Last year, my city stopped enforcing parking restrictions on street cleaning days. They extended this courtesy in response to the pandemic and all its accompanying stresses, restrictions and closures.
It’s time to move forward, so at the beginning of April, the city started to give out warnings to people who didn’t move their vehicles during designated street sweeping hours. At the end of April, police began handing out $43 tickets. I wonder how they come up with $43? I guess $40 is not punishment enough, and $45 is too steep.
Most weeks, the street in front of my house has been swept without issue, but then, in the wave of homebuying that interrupted the strange days of the pandemic, a new family bought and moved in to the house across the street.
The amount that I will miss the family who sold that house is hard to quantify, but the fact that they knew me and my children when one of my daughters was still in diapers says a lot. It was a loss.
The new family arrived with its own baby in diapers, and we introduced each other over a potted plant my husband and I delivered as a welcoming gift. Then it began. I don’t know why, but they, their guests, and their nanny couldn’t park anywhere on street-sweeping days except in front of my house. I finally had to speak with them.
I wish they’d gotten a ticket and spared me that conversation. I’m not one to shirk a difficult task, but you never want to be on the outs with a neighbor – new or otherwise. You never know, we might all be here until we’re in diapers ourselves, and it would be best if we could be friends. I was diplomatic, and they’ve been more considerate.
So, life is picking up speed again. My children have started going to school twice a week; I’m doing a little more than just thinking about a vacation; and tickets for people who thwart the street-sweeper are happening. I’m grateful for all three.
Other residential parking news involves construction on my street. Two houses within spitting distance are going through major remodeling. I’m happy for these friends and neighbors. We all live in tiny 1950s tract homes and a major remodel is everyone’s dream. The two houses were gutted and are going back up, bit by bit.
I think it should be a requirement that if you remodel your house, you have to live next door to it during the process. Then you can enjoy the sights and sounds of your build along with everyone else in the neighborhood.
Giant disposal containers, cement trucks, 5-10 construction trucks, etc., crowd the street every day. We wake to the shouts and rumbling engines of 7 am deliveries. We work to the tunes of demolition and construction: jackhammers hammering, nail guns firing, forklifts beeping, and power saws buzzing.
A few deliveries have literally shaken my house – 2,400 pounds of plywood dropped from a height of several feet will do that. My girls were under the table. They are good little Californians – always ready to duck and cover.
It will all be finished soon enough, and two lovely new homes will beautify my neighborhood, but I won’t miss the parking crunch or the noise.
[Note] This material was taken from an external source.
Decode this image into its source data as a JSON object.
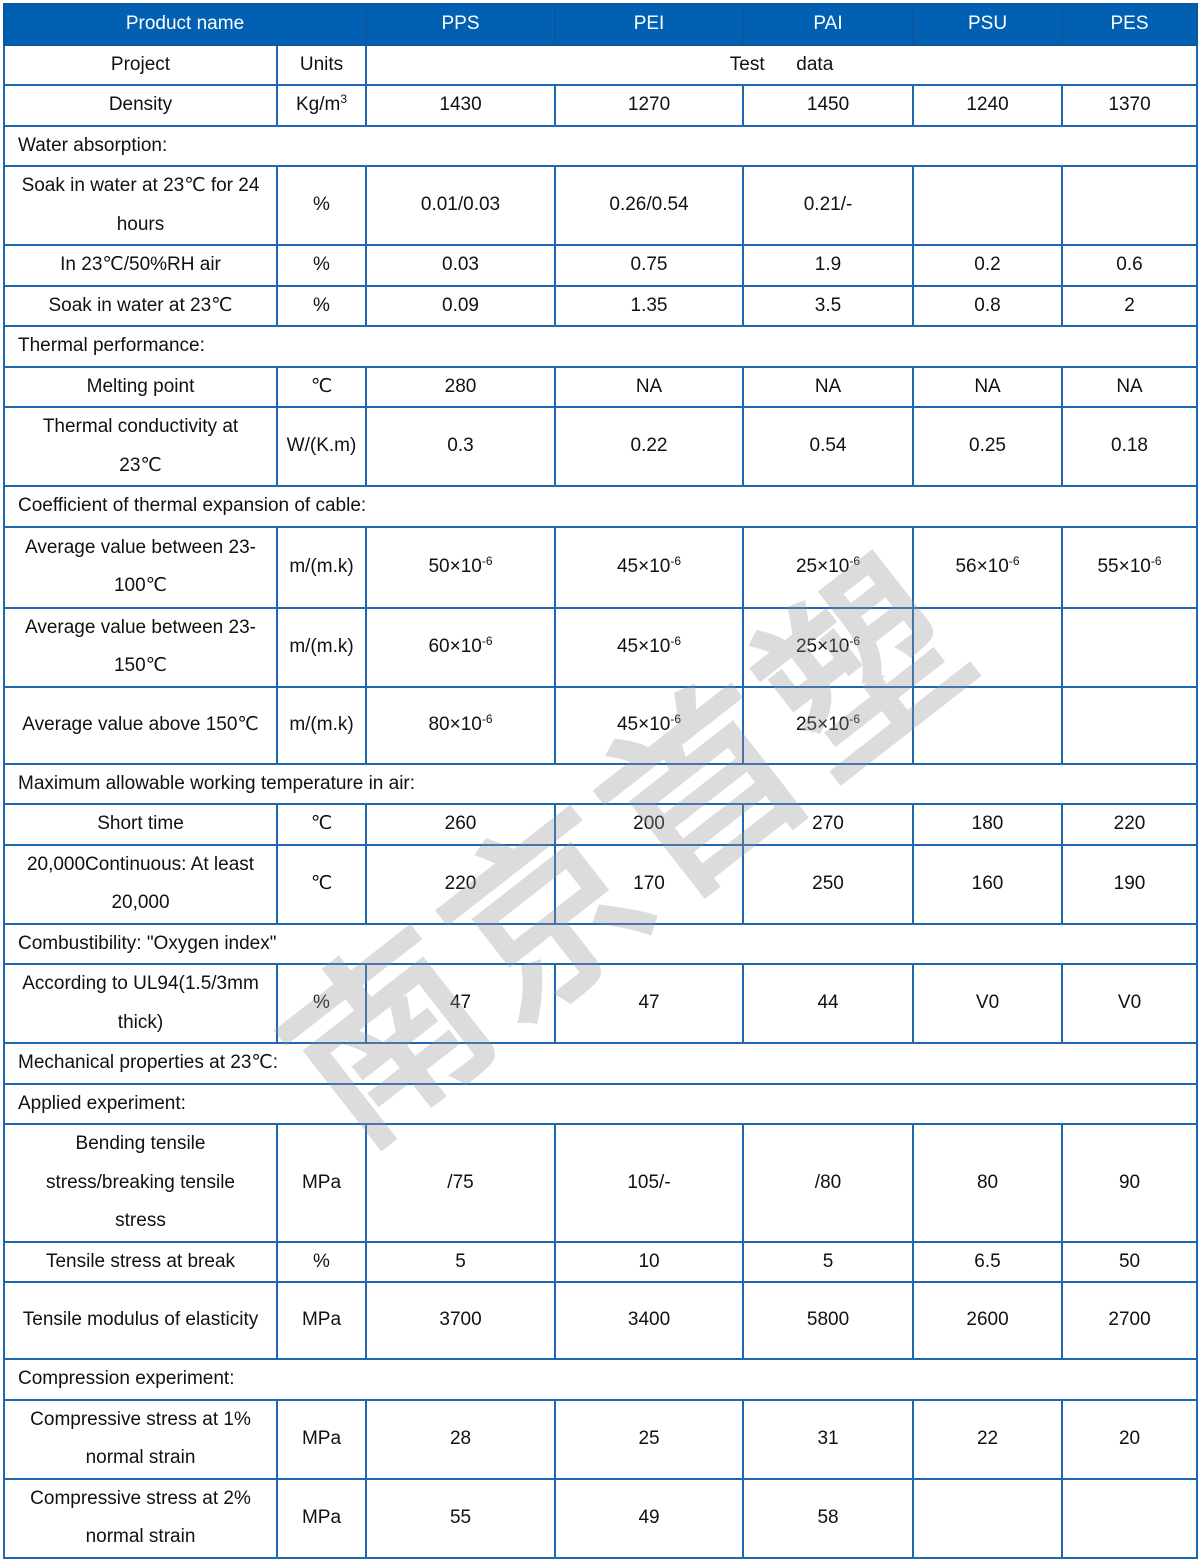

For months, I’ve carried out my weekly errands and barely had to think about parking. I’ve been making fewer forays into public, of course; lots of other people have been staying home, too. Traffic and competition for parking have decreased proportionally.
Last weekend, I set off to run a few errands – and so did a lot of other people. I made it to one destination and considered my next. I felt stressed. I wasn’t worried about getting Covid. The stress I felt had another source. It was annoyance, and frustration, brought on by the crowded parking lot.
I’ve always organized my excursions and errands around several factors, and parking was one of the top three. I organize around my availability and energy level. I organize around avoiding crowds inside or outside my destination. And I organize around the priority of the task.
But I took parking off my list, because there’s been plenty of parking everywhere since last March. I’m back to factoring in parking again. I’m not going to say I’m happy about this development, but I am glad for life to return to a new version of the old normal. Parking struggles were bound to return one day – I’ll take them with the rest of the inconveniences and enjoyments of life beyond the pandemic.